То, что по всем приметам котенок был перевоплощенным ракшасом, объяснил нам впоследствии Брайан. Аналогичный случай, сказал Брайан, произошел и с ним. К нему год назад пристала какая-то девушка. Она увязалась за ним ровно на том же месте, что и наш ракшас, а именно на выходе из соседнего городка. Поначалу Брайан не придал этому значения и даже не спрашивал ее имени. А она только прибавляла шагу, и глаза ее радостно и доверчиво поблескивали. Через пару дней, проведенных неотступно возле Брайана, она сама сказала, как ее зовут (теперь он, к счастью, это имя забыл, что-то типа Ева. Что-то типа из Лондона). И она заставляла его раз в неделю ездить за покупками, а раз в месяц — в Бангкок. А потом она дошла до того, что мыла лапы Брайану (другому Брайану, естественно. Этого она заставляла только стричь ногти на ногах). Мир померк. У Брайана испортился характер. Его сторонился даже хозяин «Кафешопа», хотя он просто болен любовью ко всему человечеству. Особенно, когда работа его точки общепита подходит к концу.

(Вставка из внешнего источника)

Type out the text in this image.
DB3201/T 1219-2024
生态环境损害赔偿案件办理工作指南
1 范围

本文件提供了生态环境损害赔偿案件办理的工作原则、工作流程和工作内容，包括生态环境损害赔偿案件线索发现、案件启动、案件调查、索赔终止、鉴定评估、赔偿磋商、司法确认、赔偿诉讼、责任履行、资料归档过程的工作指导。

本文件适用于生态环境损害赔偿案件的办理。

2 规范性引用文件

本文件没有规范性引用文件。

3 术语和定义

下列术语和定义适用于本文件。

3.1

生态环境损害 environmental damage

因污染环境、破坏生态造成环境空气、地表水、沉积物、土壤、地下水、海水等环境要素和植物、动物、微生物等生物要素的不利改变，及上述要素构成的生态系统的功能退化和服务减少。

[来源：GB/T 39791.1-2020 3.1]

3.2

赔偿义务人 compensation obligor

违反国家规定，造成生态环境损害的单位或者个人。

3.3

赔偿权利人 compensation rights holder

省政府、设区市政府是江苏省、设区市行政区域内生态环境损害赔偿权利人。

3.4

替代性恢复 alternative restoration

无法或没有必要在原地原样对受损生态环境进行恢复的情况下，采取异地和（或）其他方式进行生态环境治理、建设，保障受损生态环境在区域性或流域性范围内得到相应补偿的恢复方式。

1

Брайан дошел до того, что хотел реально бежать. Бежать в Лаос. Но он нашел более эффективный и распространенный в этих местах способ избавления от ракшаса.
Он пошел в ват. Они как раз приехали в столицу, где ракшас собиралась купить Брайану джинсы. А Брайан скрылся в вате, пока ракшас делала маникюр. И он жил под прикрытием нефритового Будды десять дней. Ему монахи приносили еду. Он, между прочим, так закалился в противоборстве силам зла, что монахи предлагали ему навеки поселиться. Но Брайана не устраивало, что от чистой нирваны забытого острова его будут отделять какие-то суетные заботы монастырского городка.
Ракшас в облике линялой блондинки Брайану больше не являлся.
К слову сказать, нашего ракшаса мы тоже больше не видели. Мы надеемся на лучшее, но вполне может быть, что котенка Маккар пожертвовал Будде. Потому что это у него традиция.
На большаке, там, где поворот и указатель на Маккар-бар, стоит домик Будды. Строго говоря, такие домики здесь повсюду, тоже традиция. Это кукольный домик, сильно похожий на скворечник, в котором сидит кукольный Будда. Рядом с Буддой стоят кукольные овцы из пластмассы, кукольные куры из того же материала. Если кур и прочего мелкого скота нет, то в домике рядом с Буддой может возлежать даже пластмассовая Барби китайского производства. Еще там стоит вода в чашках.
Наши дети частенько играли с этим домиком. Они купали игрушечного Будду в чашке, укладывали его спать, а также выпасали скот, скармливая ему ароматические палочки. Однажды мы встретили около этого домика хозяина нашего ресорта, тайца с зубами. Он схватил постройку, предварительно ссыпав Будду и его скромное пластмассовое хозяйство в карман. Потом вскочил в свой раздолбанный джип. Домик высунул в окно, резко газанул и проехал метров двести на предельной скорости. Таец пояснил, что таким образом выгоняет ракшасов. Детей он похвалил. Сказал, что еще никогда этот Будда не выглядел таким свежим, а его скот таким ухоженным. И передал поклон Маккару.
Потому что однажды Маккар пожертвовал Будде этого скворечника зебру. Маккар не мог вспомнить, откуда у него эта зебра, но предполагал, что на ней прискакал кто-то из его клиентов.
Эта зебра до сих пор охраняет покой Будды. Она стоит на страже у изножия скворечника. Это надувная зебра. На ней можно катать кукольного Будду.
Мы иногда ходим через гору. Это очень по-буддистски. В гору, как в какой-нибудь монастырь, ведут каменные ступени: мимо пилорамы, на которой исполняют свое бессмысленное послушание местные рабочие. А потом ступеньки заканчиваются и начинаются джунгли. А это прекрасная возможность присматриваться к деталям. Если к ним не присмотреться, можно свернуть шею.